L’après-Paris : de vrais espoirs

Source : www.guardian.co.uk  ; www.irena.org

Christiana Figueres, secrétaire exécutive de la Convention-cadre des Nations unies sur les changements climatiques, était en charge des négociations lors de la conférence de l’Onu sur le Climat de Paris (Cop21). Elle-même et ses hôtes français ont été félicités d’avoir conduit ce sommet à un tel niveau de réussite.

A la différence des sommets précédents, aboutissant à des traités comportant des dispositions précises et des séries d’obligations (jamais ratifiées par le sénat américain contrôlé par les républicains), les négociations sur le climat à Paris ont impliqué les gouvernements, les capitaines d’industries et les groupes militants de toutes les nations afin qu’ils se présentent avec des propositions pour faire baisser les émissions.

Les dirigeants de 195 pays, répondant à la préoccupation croissante de leurs citoyens, se sont déterminés à limiter la hausse des températures au-dessous de 2 degrés C. Christiana Figueres a déclaré : «  Nous avons instauré un nouveau modèle pour la résolution des problèmes planétaires complexes. Les différents pays ont dû dépasser de multiples lignes de fractures pour arriver à un accord à Paris : la divergence entre pays riches et pays pauvres, entre secteurs publics et privés, entre les différentes régions. » Elle a ajouté : «  Paris représente un immense espoir. Nous pouvons désormais avoir confiance dans le fait que dès lors que nous décidons de faire quelque chose, nous y parvenons. »
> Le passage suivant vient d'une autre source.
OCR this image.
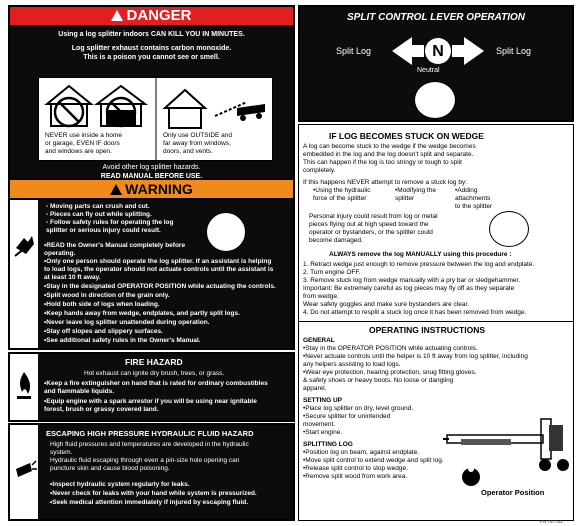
DANGER
Using a log splitter indoors CAN KILL YOU IN MINUTES.
Log splitter exhaust contains carbon monoxide.
This is a poison you cannot see or smell.
NEVER use inside a home
or garage, EVEN IF doors
and windows are open.
Only use OUTSIDE and
far away from windows,
doors, and vents.
Avoid other log splitter hazards.
READ MANUAL BEFORE USE.
WARNING
- Moving parts can crush and cut.
- Pieces can fly out while splitting.
- Follow safety rules for operating the log
splitter or serious injury could result.
•READ the Owner's Manual completely before
operating.
•Only one person should operate the log splitter. If an assistant is helping
to load logs, the operator should not actuate controls until the assistant is
at least 10 ft away.
•Stay in the designated OPERATOR POSITION while actuating the controls.
•Split wood in direction of the grain only.
•Hold both side of logs when loading.
•Keep hands away from wedge, endplates, and partly split logs.
•Never leave log splitter unattended during operation.
•Stay off slopes and slippery surfaces.
•See additional safety rules in the Owner's Manual.
FIRE HAZARD
Hot exhaust can ignite dry brush, trees, or grass.
•Keep a fire extinguisher on hand that is rated for ordinary combustibles
and flammable liquids.
•Equip engine with a spark arrestor if you will be using near ignitable
forest, brush or grassy covered land.
ESCAPING HIGH PRESSURE HYDRAULIC FLUID HAZARD
High fluid pressures and temperatures are developed in the hydraulic
system.
Hydraulic fluid escaping through even a pin-size hole opening can
puncture skin and cause blood poisoning.
•Inspect hydraulic system regularly for leaks.
•Never check for leaks with your hand while system is pressurized.
•Seek medical attention immediately if injured by escaping fluid.
SPLIT CONTROL LEVER OPERATION
Split Log	Split Log
N
Neutral
IF LOG BECOMES STUCK ON WEDGE
A log can become stuck to the wedge if the wedge becomes
embedded in the log and the log doesn't split and separate.
This can happen if the log is too stringy or tough to split
completely.
If this happens NEVER attempt to remove a stuck log by:
•Using the hydraulic
force of the splitter
•Modifying the
splitter
•Adding
attachments
to the splitter
Personal injury could result from log or metal
pieces flying out at high speed toward the
operator or bystanders, or the splitter could
become damaged.
ALWAYS remove the log MANUALLY using this procedure :
1. Retract wedge just enough to remove pressure between the log and endplate.
2. Turn engine OFF.
3. Remove stuck log from wedge manually with a pry bar or sledgehammer.
Important: Be extremely careful as log pieces may fly off as they separate
from wedge.
Wear safety goggles and make sure bystanders are clear.
4. Do not attempt to resplit a stuck log once it has been removed from wedge.
OPERATING INSTRUCTIONS
GENERAL
•Stay in the OPERATOR POSITION while actuating controls.
•Never actuate controls until the helper is 10 ft away from log splitter, including
any helpers assisting to load logs.
•Wear eye protection, hearing protection, snug fitting gloves,
& safety shoes or heavy boots. No loose or dangling
apparel.
SETTING UP
•Place log splitter on dry, level ground.
•Secure splitter for unintended
movement.
•Start engine.
SPLITTING LOG
•Position log on beam, against endplate.
•Move split control to extend wedge and split log.
•Release split control to stop wedge.
•Remove split wood from work area.
Operator Position
PN 787753
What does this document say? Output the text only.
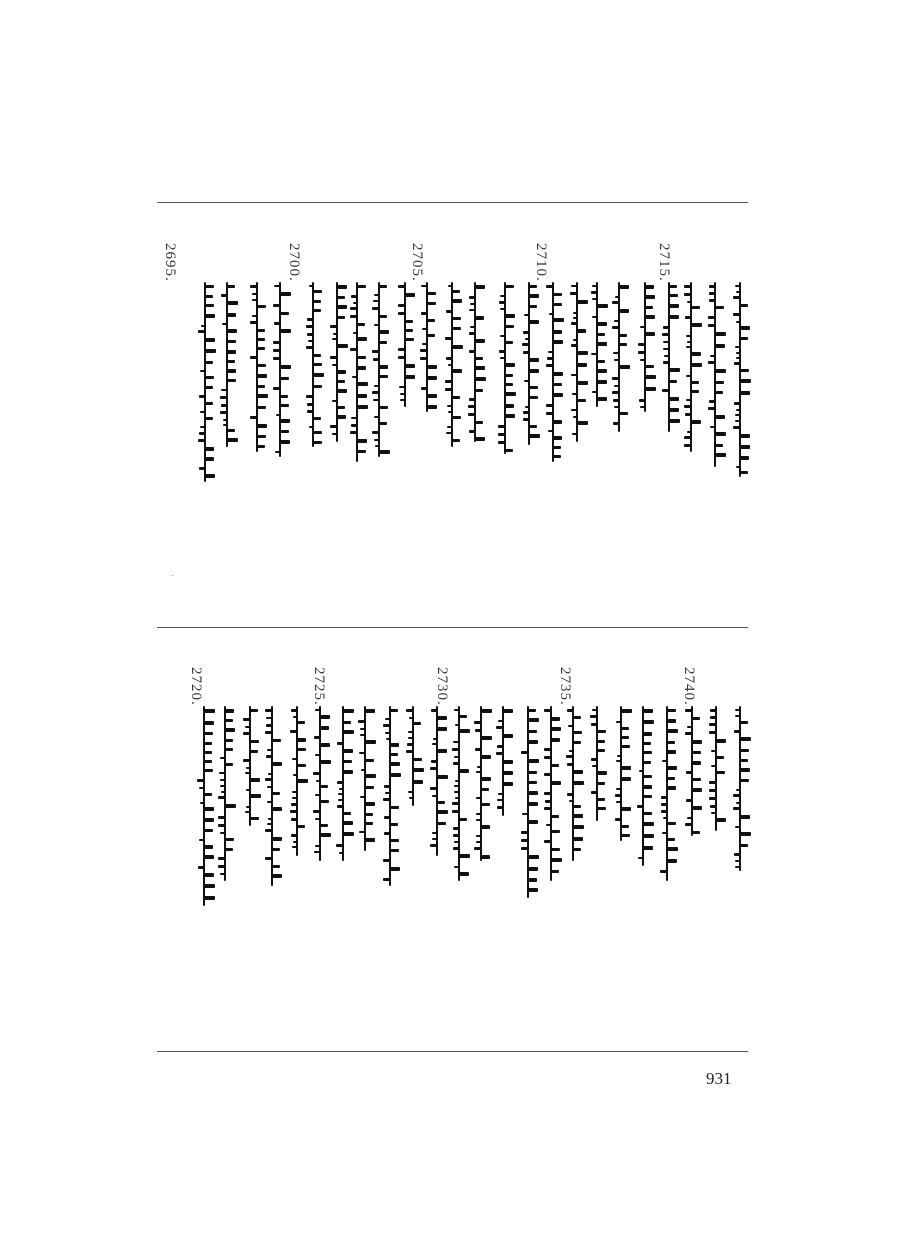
2695.	2700.	2705.	2710.	2715.
2720.	2725.	2730.	2735.	2740.
931
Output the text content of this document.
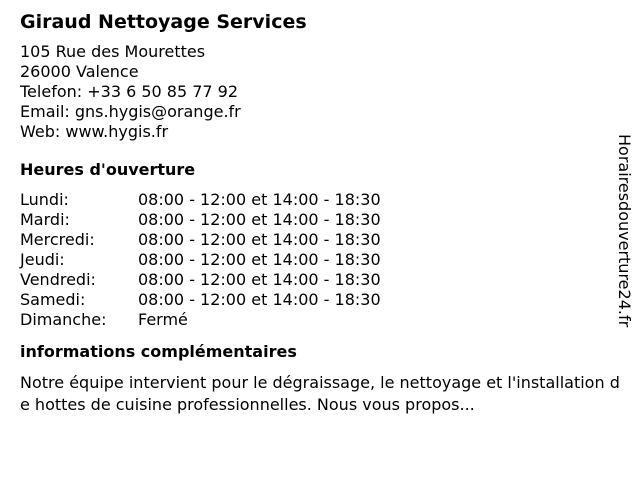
Giraud Nettoyage Services
105 Rue des Mourettes
26000 Valence
Telefon: +33 6 50 85 77 92
Email: gns.hygis@orange.fr
Web: www.hygis.fr
Heures d'ouverture
Lundi:	08:00 - 12:00 et 14:00 - 18:30
Mardi:	08:00 - 12:00 et 14:00 - 18:30
Mercredi:	08:00 - 12:00 et 14:00 - 18:30
Jeudi:	08:00 - 12:00 et 14:00 - 18:30
Vendredi:	08:00 - 12:00 et 14:00 - 18:30
Samedi:	08:00 - 12:00 et 14:00 - 18:30
Dimanche:	Fermé
informations complémentaires
Notre équipe intervient pour le dégraissage, le nettoyage et l'installation de hottes de cuisine professionnelles. Nous vous propos...
Horairesdouverture24.fr
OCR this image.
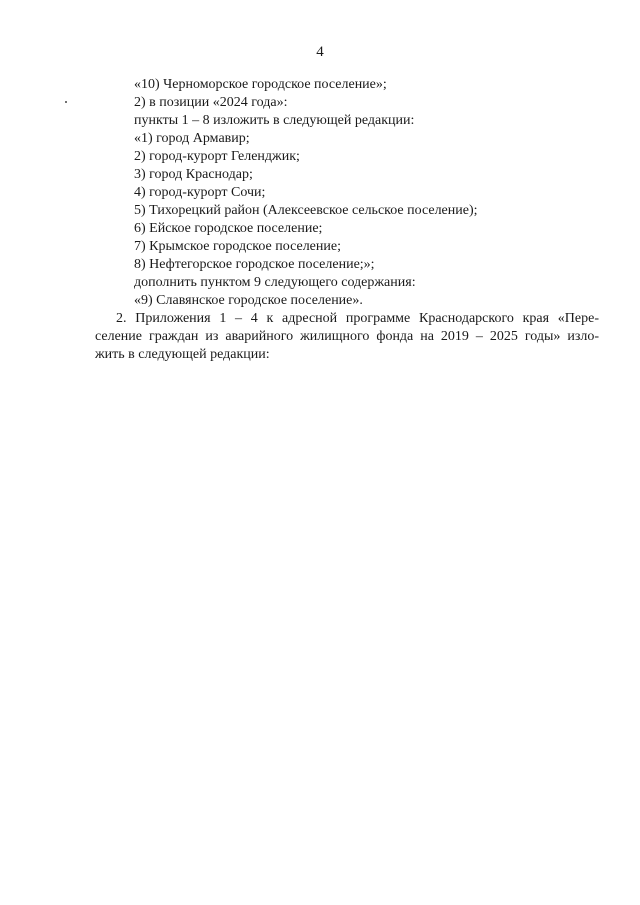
4
«10) Черноморское городское поселение»;
2) в позиции «2024 года»:
пункты 1 – 8 изложить в следующей редакции:
«1) город Армавир;
2) город-курорт Геленджик;
3) город Краснодар;
4) город-курорт Сочи;
5) Тихорецкий район (Алексеевское сельское поселение);
6) Ейское городское поселение;
7) Крымское городское поселение;
8) Нефтегорское городское поселение;»;
дополнить пунктом 9 следующего содержания:
«9) Славянское городское поселение».
2. Приложения 1 – 4 к адресной программе Краснодарского края «Пере-
селение граждан из аварийного жилищного фонда на 2019 – 2025 годы» изло-
жить в следующей редакции:
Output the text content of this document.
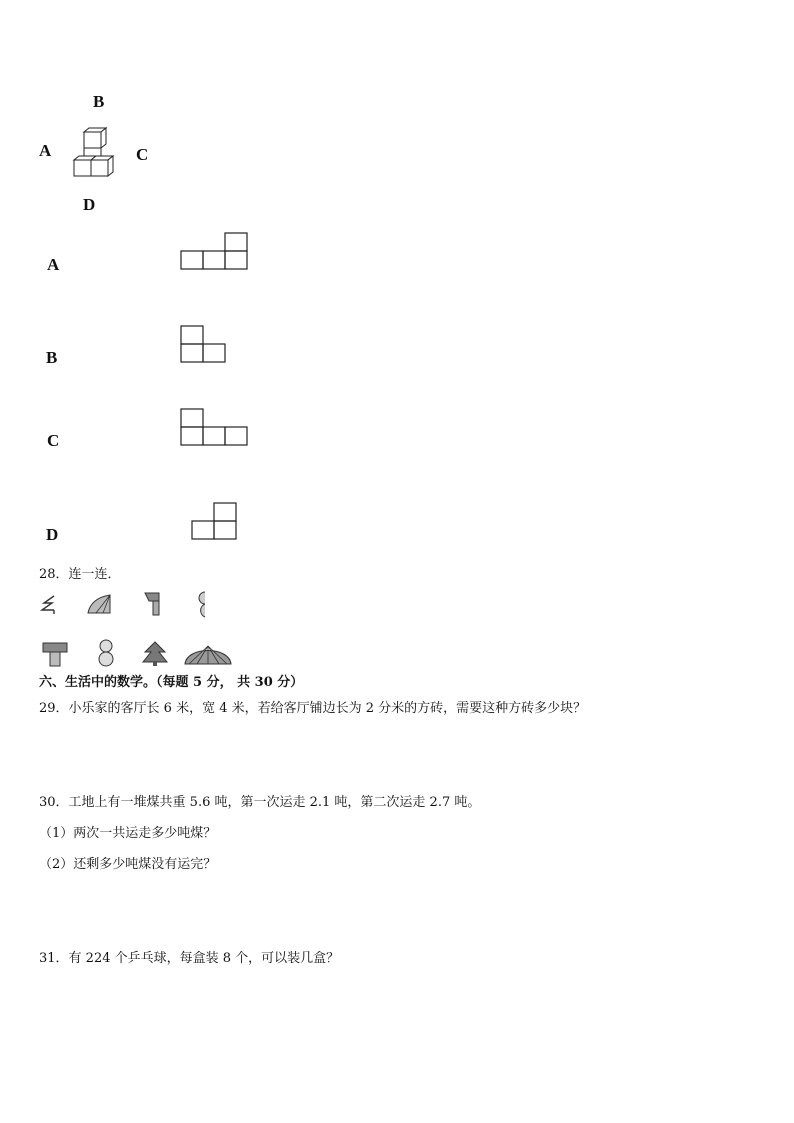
B
A	C
D
A
B
C
D
28．连一连．
六、生活中的数学。（每题 5 分， 共 30 分）
29．小乐家的客厅长 6 米，宽 4 米，若给客厅铺边长为 2 分米的方砖，需要这种方砖多少块？
30．工地上有一堆煤共重 5.6 吨，第一次运走 2.1 吨，第二次运走 2.7 吨。
（1）两次一共运走多少吨煤？
（2）还剩多少吨煤没有运完？
31．有 224 个乒乓球，每盒装 8 个，可以装几盒？
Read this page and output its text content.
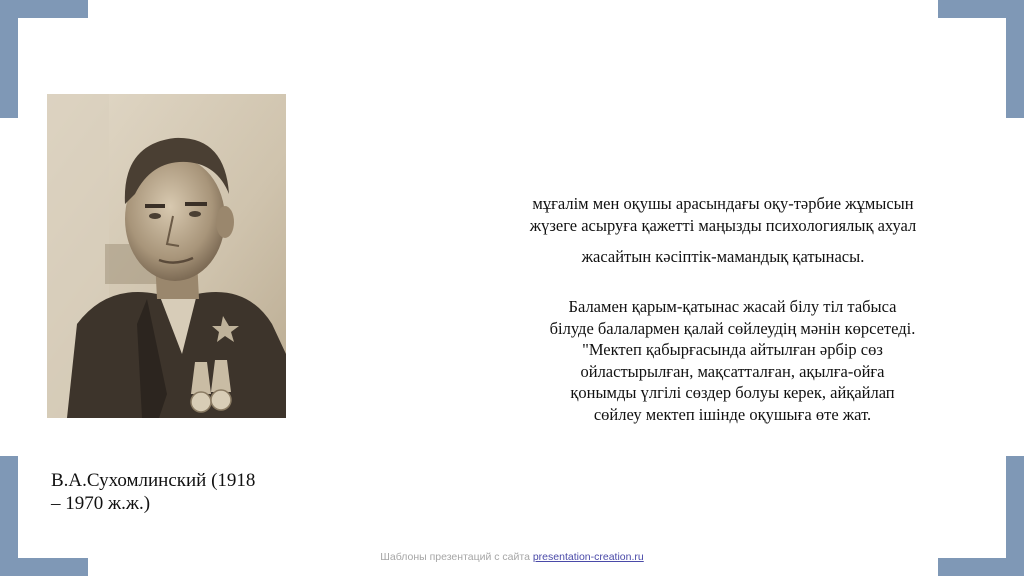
В.А.Сухомлинский (1918
– 1970 ж.ж.)
мұғалім мен оқушы арасындағы оқу-тәрбие жұмысын
жүзеге асыруға қажетті маңызды психологиялық ахуал
жасайтын кәсіптік-мамандық қатынасы.
Баламен қарым-қатынас жасай білу тіл табыса
білуде балалармен қалай сөйлеудің мәнін көрсетеді.
"Мектеп қабырғасында айтылған әрбір сөз
ойластырылған, мақсатталған, ақылға-ойға
қонымды үлгілі сөздер болуы керек, айқайлап
сөйлеу мектеп ішінде оқушыға өте жат.
Шаблоны презентаций с сайта presentation-creation.ru
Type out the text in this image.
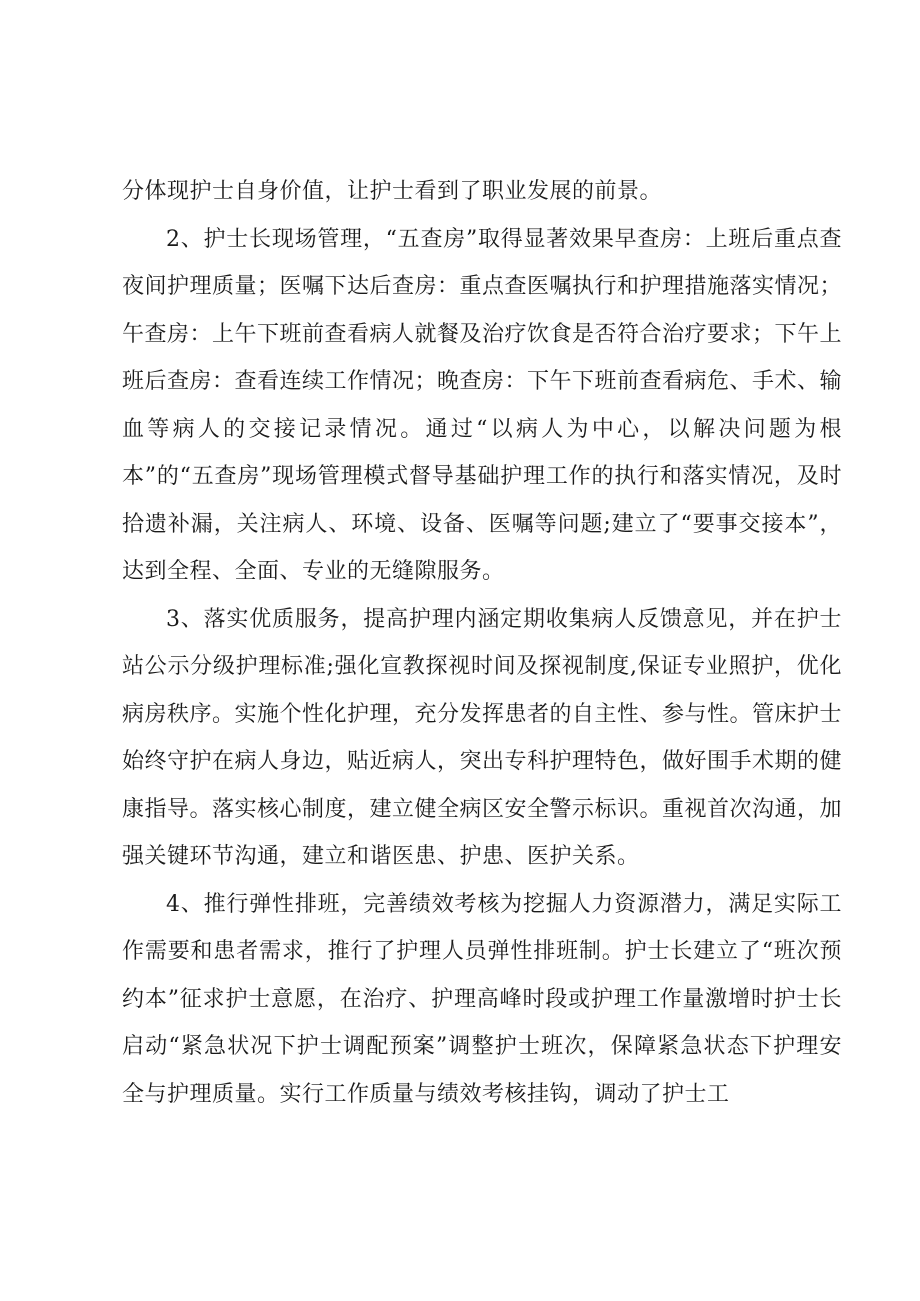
分体现护士自身价值，让护士看到了职业发展的前景。

2、护士长现场管理，“五查房”取得显著效果早查房：上班后重点查夜间护理质量；医嘱下达后查房：重点查医嘱执行和护理措施落实情况；午查房：上午下班前查看病人就餐及治疗饮食是否符合治疗要求；下午上班后查房：查看连续工作情况；晚查房：下午下班前查看病危、手术、输血等病人的交接记录情况。通过“以病人为中心，以解决问题为根本”的“五查房”现场管理模式督导基础护理工作的执行和落实情况，及时拾遗补漏，关注病人、环境、设备、医嘱等问题;建立了“要事交接本”，达到全程、全面、专业的无缝隙服务。

3、落实优质服务，提高护理内涵定期收集病人反馈意见，并在护士站公示分级护理标准;强化宣教探视时间及探视制度,保证专业照护，优化病房秩序。实施个性化护理，充分发挥患者的自主性、参与性。管床护士始终守护在病人身边，贴近病人，突出专科护理特色，做好围手术期的健康指导。落实核心制度，建立健全病区安全警示标识。重视首次沟通，加强关键环节沟通，建立和谐医患、护患、医护关系。

4、推行弹性排班，完善绩效考核为挖掘人力资源潜力，满足实际工作需要和患者需求，推行了护理人员弹性排班制。护士长建立了“班次预约本”征求护士意愿，在治疗、护理高峰时段或护理工作量激增时护士长启动“紧急状况下护士调配预案”调整护士班次，保障紧急状态下护理安全与护理质量。实行工作质量与绩效考核挂钩，调动了护士工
Anne-Marie Slaughter, ancienne membre du département d’Etat américain et présidente de la fondation New America, a qualifié Paris de «  modèle de gouvernance mondiale efficace pour le 21e siècle. […] C’est une orientation significative vers la résolution des problèmes publics à l’échelle mondiale. »

Lors de la sixième assemblée de l’Agence internationale des énergies renouvelables (Irena), du 15 au 22 janvier 2016 à Abou Dhabi, les pays membres ont pris des mesures pour augmenter les énergies renouvelables de 36 % d’ici 2030. Quelque 187 pays ont mis en avant des projets pour réduire les émissions de gaz à effet de serre et feront pression sur les chefs d’Etat qui ne tiennent pas leurs promesses.